Should I test headlines, taglines, or full messages?

Full messages (2-3 sentences) work best. Headlines alone lack enough context for personas to evaluate comprehension and relevance. If you need to test headlines specifically, include a sentence of supporting context with each one.

What if no variant clearly wins?

This is informative. It means either: (a) the messaging variants are too similar (differentiate the framings more), (b) the value proposition itself doesn't resonate strongly with this audience (a positioning issue, not a messaging issue), or (c) the audience is genuinely split (consider segment-specific messaging).
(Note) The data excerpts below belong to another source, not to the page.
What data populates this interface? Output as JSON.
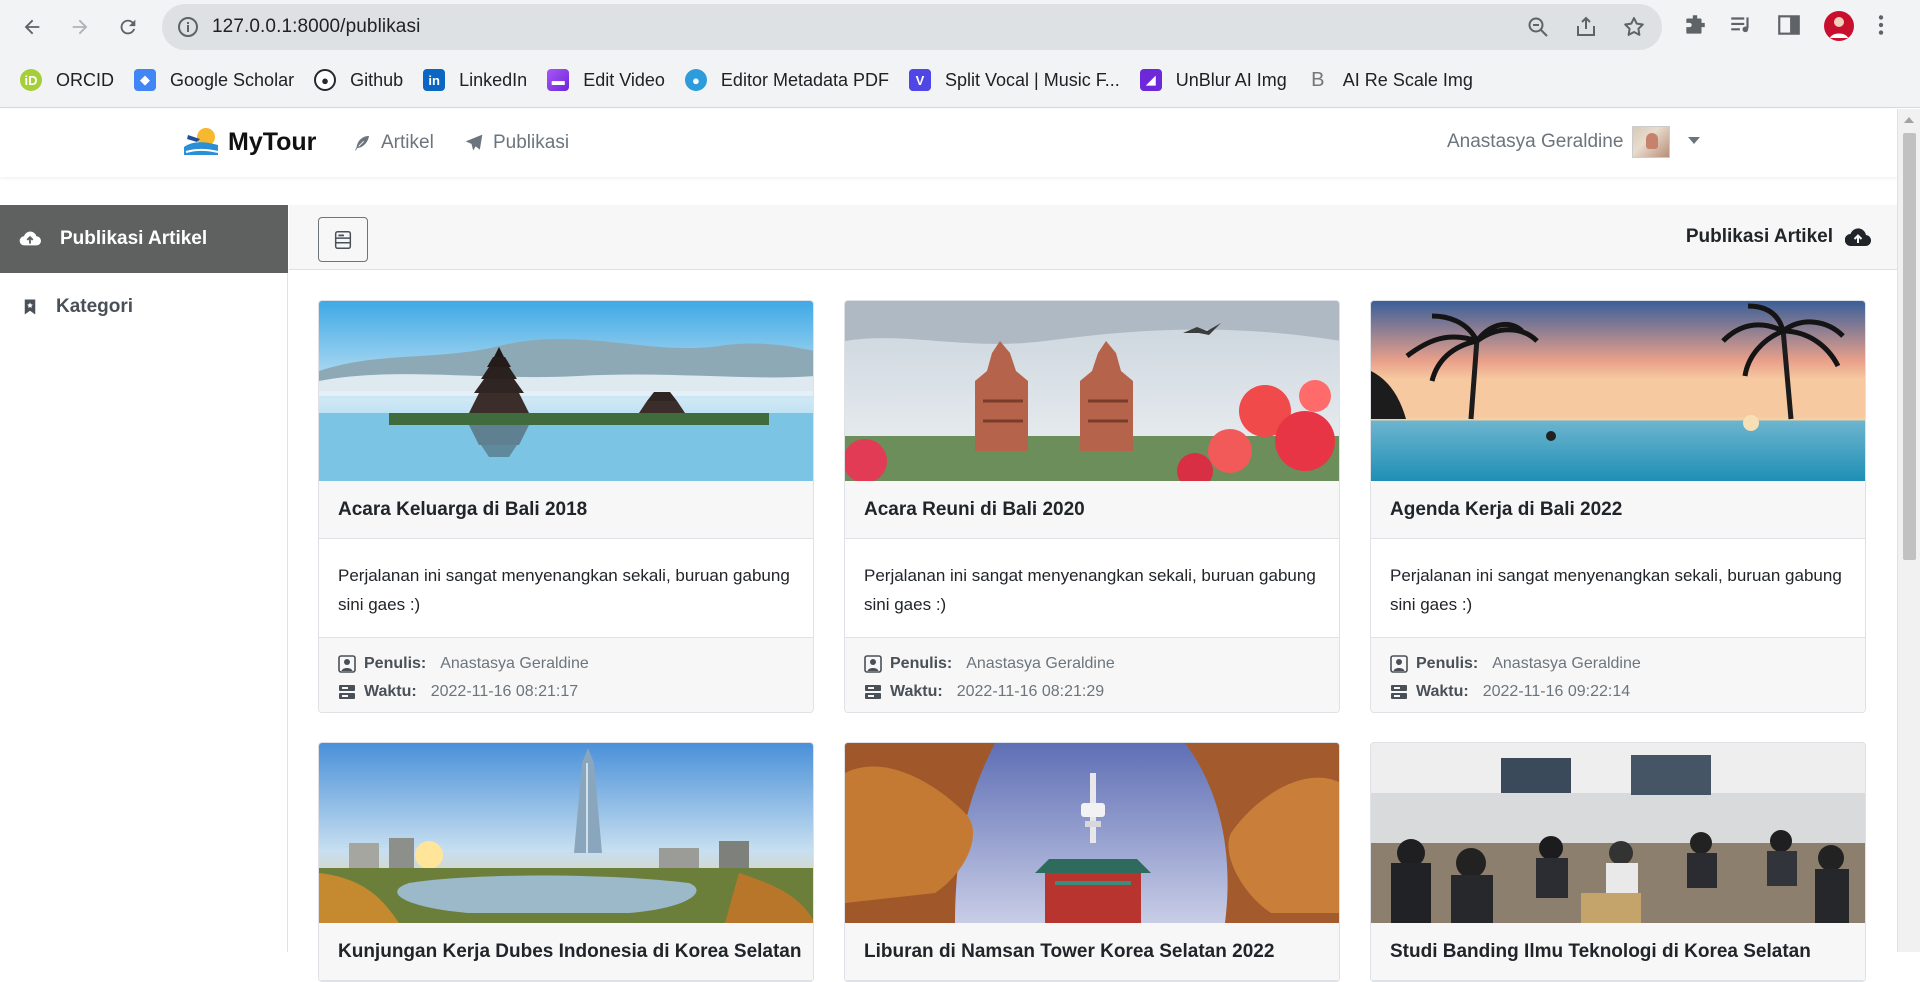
{
  "browser": {
    "url": "127.0.0.1:8000/publikasi",
    "bookmarks": [
      {
        "label": "ORCID",
        "icon": "orcid-icon",
        "color": "#a6ce39"
      },
      {
        "label": "Google Scholar",
        "icon": "scholar-icon",
        "color": "#4285f4"
      },
      {
        "label": "Github",
        "icon": "github-icon",
        "color": "#24292e"
      },
      {
        "label": "LinkedIn",
        "icon": "linkedin-icon",
        "color": "#0a66c2"
      },
      {
        "label": "Edit Video",
        "icon": "clapper-icon",
        "color": "#7b3fe4"
      },
      {
        "label": "Editor Metadata PDF",
        "icon": "people-icon",
        "color": "#2d9cdb"
      },
      {
        "label": "Split Vocal | Music F...",
        "icon": "v-icon",
        "color": "#4f46e5"
      },
      {
        "label": "UnBlur AI Img",
        "icon": "unblur-icon",
        "color": "#6d28d9"
      },
      {
        "label": "AI Re Scale Img",
        "icon": "b-icon",
        "color": "#888888"
      }
    ]
  },
  "nav": {
    "brand": "MyTour",
    "links": [
      "Artikel",
      "Publikasi"
    ],
    "user": "Anastasya Geraldine"
  },
  "sidebar": {
    "items": [
      {
        "label": "Publikasi Artikel",
        "active": true
      },
      {
        "label": "Kategori",
        "active": false
      }
    ]
  },
  "header": {
    "title": "Publikasi Artikel"
  },
  "labels": {
    "author": "Penulis:",
    "time": "Waktu:"
  },
  "cards": [
    {
      "title": "Acara Keluarga di Bali 2018",
      "body": "Perjalanan ini sangat menyenangkan sekali, buruan gabung sini gaes :)",
      "author": "Anastasya Geraldine",
      "time": "2022-11-16 08:21:17"
    },
    {
      "title": "Acara Reuni di Bali 2020",
      "body": "Perjalanan ini sangat menyenangkan sekali, buruan gabung sini gaes :)",
      "author": "Anastasya Geraldine",
      "time": "2022-11-16 08:21:29"
    },
    {
      "title": "Agenda Kerja di Bali 2022",
      "body": "Perjalanan ini sangat menyenangkan sekali, buruan gabung sini gaes :)",
      "author": "Anastasya Geraldine",
      "time": "2022-11-16 09:22:14"
    },
    {
      "title": "Kunjungan Kerja Dubes Indonesia di Korea Selatan"
    },
    {
      "title": "Liburan di Namsan Tower Korea Selatan 2022"
    },
    {
      "title": "Studi Banding Ilmu Teknologi di Korea Selatan"
    }
  ],
  "colors": {
    "sidebar_active": "#5f6160",
    "card_header": "#f7f7f7",
    "muted": "#6c757d"
  }
}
Check the Q7 urgency data to diagnose which.

Can I test messaging in different languages?

Yes. Ditto has personas across 15+ countries. Recruit a group filtered by country (e.g., Germany, France, Japan) and present messages in the target language. Claude Code can orchestrate parallel studies across markets to compare messaging resonance cross-culturally.

How does this relate to A/B testing on my website?

Ditto message testing is a pre-launch qualifier. It eliminates weak variants before you spend real traffic testing them. Use Ditto to narrow from 3 to 1, then use live A/B testing (Optimizely, VWO, etc.) to fine-tune the winner against minor variations with real conversion data.

What if the Round 2 winner is different from Round 1?

This means the refinement overcorrected, or the two groups had meaningfully different preferences. Compare the Q3 reasoning from both rounds. If the reasons are consistent but the winner flipped, the variants are close in performance and either could work. If the reasons differ, the groups may represent different segments, which is itself a valuable finding.

How many personas should I use?

10 per group is the sweet spot for message testing. Fewer than 6 produces unreliable patterns. More than 15 adds data volume without proportionally increasing insight quality. For cross-segment testing, use 10 per segment (30 total for 3 segments).

Can I use this for email subject line testing?

Yes, with a modification. For subject lines, use Q1 to present each subject line and ask "Would you open an email with this subject? Why or why not?" Adapt Q6 to focus on which subject line creates the most curiosity. The rest of the study structure applies.